Saturday, March 5, 2016

To the Sadness Brought on by the Grocery Store

I’m picking over winter lettuce at 4 PM on a Sunday when I see the woman with a cart behind me trying to get by. I move my cart over and apologize. Her cart looks like a small car and one child is holding on to the fake steering wheel. Another is walking beside her. 
 
Because this is the front of the store, it’s clear they have just started their shop. The children aren’t happy to be here. They look tortured the way small children do when tasked with adult errands.

The woman says to me, as if she is William Carlos Williams:

You’re ok.
There’s just
so much sadness
brought on
by the grocery store.

And now that she has named it, the sadness is the grocery store.

All the children riding in the carts are singing. Not because they are happy; not lilting, cheery tunes. They all sound a little drunk, or at least tired. The store is filled with toddlers who did not nap today. Moms and dads have finally admitted the truth and need to get on with their lives, so they take the children to the store. They have weighed not having milk and chicken and laundry soap against the chore of shopping with a drunken baby and decided, oddly, it’s better to shop.

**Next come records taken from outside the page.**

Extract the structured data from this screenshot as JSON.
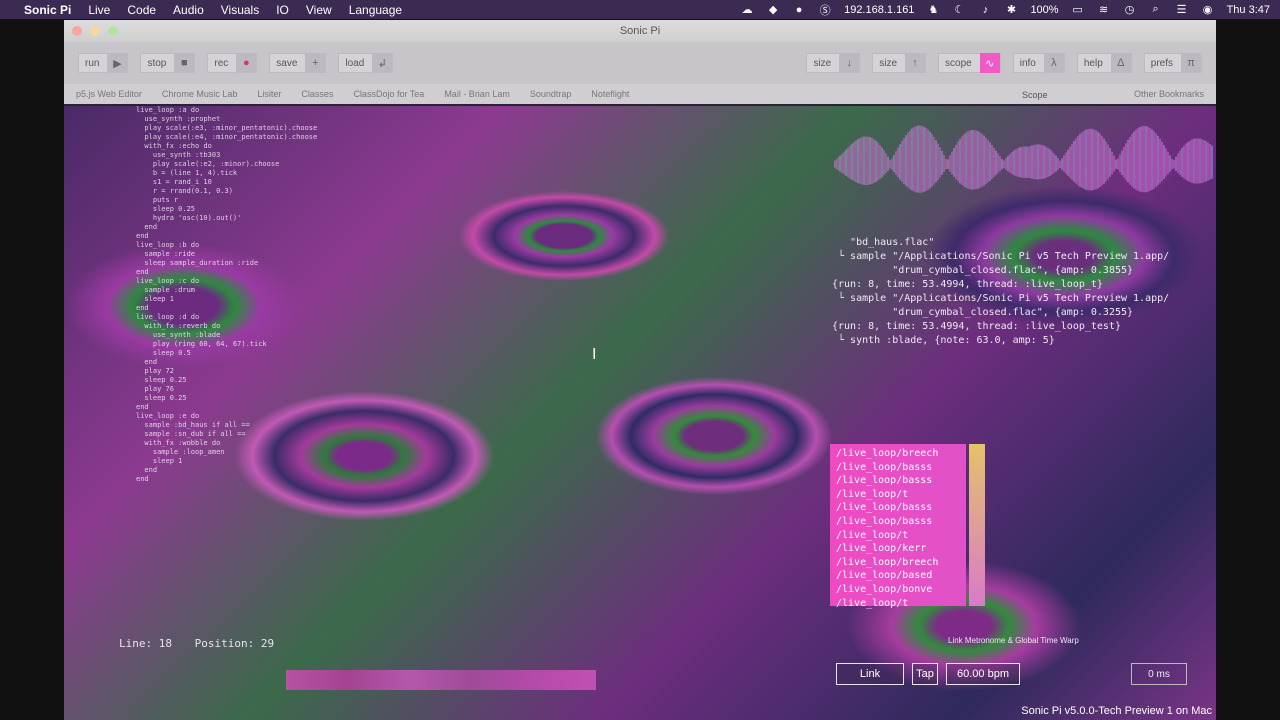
{
  "menubar": {
    "app": "Sonic Pi",
    "items": [
      "Live",
      "Code",
      "Audio",
      "Visuals",
      "IO",
      "View",
      "Language"
    ],
    "ip": "192.168.1.161",
    "battery": "100%",
    "clock": "Thu 3:47"
  },
  "window": {
    "title": "Sonic Pi"
  },
  "toolbar": {
    "run": "run",
    "stop": "stop",
    "rec": "rec",
    "save": "save",
    "load": "load",
    "size_down": "size",
    "size_up": "size",
    "scope": "scope",
    "info": "info",
    "help": "help",
    "prefs": "prefs"
  },
  "bookmarks": {
    "items": [
      "p5.js Web Editor",
      "Chrome Music Lab",
      "Lisiter",
      "Classes",
      "ClassDojo for Tea",
      "Mail - Brian Lam",
      "Soundtrap",
      "Noteflight",
      "Other Bookmarks"
    ],
    "scope_label": "Scope"
  },
  "code_lines": [
    "live_loop :a do",
    "  use_synth :prophet",
    "  play scale(:e3, :minor_pentatonic).choose",
    "  play scale(:e4, :minor_pentatonic).choose",
    "  with_fx :echo do",
    "    use_synth :tb303",
    "    play scale(:e2, :minor).choose",
    "    b = (line 1, 4).tick",
    "    s1 = rand_i 10",
    "    r = rrand(0.1, 0.3)",
    "    puts r",
    "    sleep 0.25",
    "    hydra 'osc(10).out()'",
    "  end",
    "end",
    "",
    "live_loop :b do",
    "  sample :ride",
    "  sleep sample_duration :ride",
    "end",
    "",
    "live_loop :c do",
    "  sample :drum",
    "  sleep 1",
    "end",
    "",
    "live_loop :d do",
    "  with_fx :reverb do",
    "    use_synth :blade",
    "    play (ring 60, 64, 67).tick",
    "    sleep 0.5",
    "  end",
    "  play 72",
    "  sleep 0.25",
    "  play 76",
    "  sleep 0.25",
    "end",
    "",
    "live_loop :e do",
    "  sample :bd_haus if all ==",
    "  sample :sn_dub if all ==",
    "  with_fx :wobble do",
    "    sample :loop_amen",
    "    sleep 1",
    "  end",
    "end"
  ],
  "log_lines": [
    "   \"bd_haus.flac\"",
    " └ sample \"/Applications/Sonic Pi v5 Tech Preview 1.app/",
    "          \"drum_cymbal_closed.flac\", {amp: 0.3855}",
    "",
    "{run: 8, time: 53.4994, thread: :live_loop_t}",
    " └ sample \"/Applications/Sonic Pi v5 Tech Preview 1.app/",
    "          \"drum_cymbal_closed.flac\", {amp: 0.3255}",
    "",
    "{run: 8, time: 53.4994, thread: :live_loop_test}",
    " └ synth :blade, {note: 63.0, amp: 5}"
  ],
  "cues": [
    "/live_loop/breech",
    "/live_loop/basss",
    "/live_loop/basss",
    "/live_loop/t",
    "/live_loop/basss",
    "/live_loop/basss",
    "/live_loop/t",
    "/live_loop/kerr",
    "/live_loop/breech",
    "/live_loop/based",
    "/live_loop/bonve",
    "/live_loop/t"
  ],
  "status": {
    "line": "Line: 18",
    "position": "Position: 29"
  },
  "link": {
    "meta": "Link Metronome & Global Time Warp",
    "link_label": "Link",
    "tap_label": "Tap",
    "bpm": "60.00 bpm",
    "latency": "0 ms"
  },
  "version": "Sonic Pi v5.0.0-Tech Preview 1 on Mac",
  "colors": {
    "accent": "#f05ac4",
    "menubar": "#3b2a52"
  }
}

The sadness continues. The lettuce is thin. The avocados are hard. We are deep into February and freshness comes at a cost in Ohio.

The floor is muddy. The woman slicing meat at the deli counter is angry. She has been smiling since 10 AM and she is all smiled out. I ask for ham, shaved not sliced, and I know, no matter how she hands it to me, I will just take it and move on.

Lobsters rest at the bottom of a tank that looks like it was built by middle schoolers who decided the science fair was for losers. The steaks on sale are all sold out and the label on the discounted chicken says I should “Buy It ‘N’ Freeze It!” I consider finding the meat manager to suggest they go ahead and spell out the “and.”

When I get home, I will be too tired to cook. We make sandwiches with canned soup. The plates are too big and the bowls are too small.

The sadness. Brought on. By the grocery store.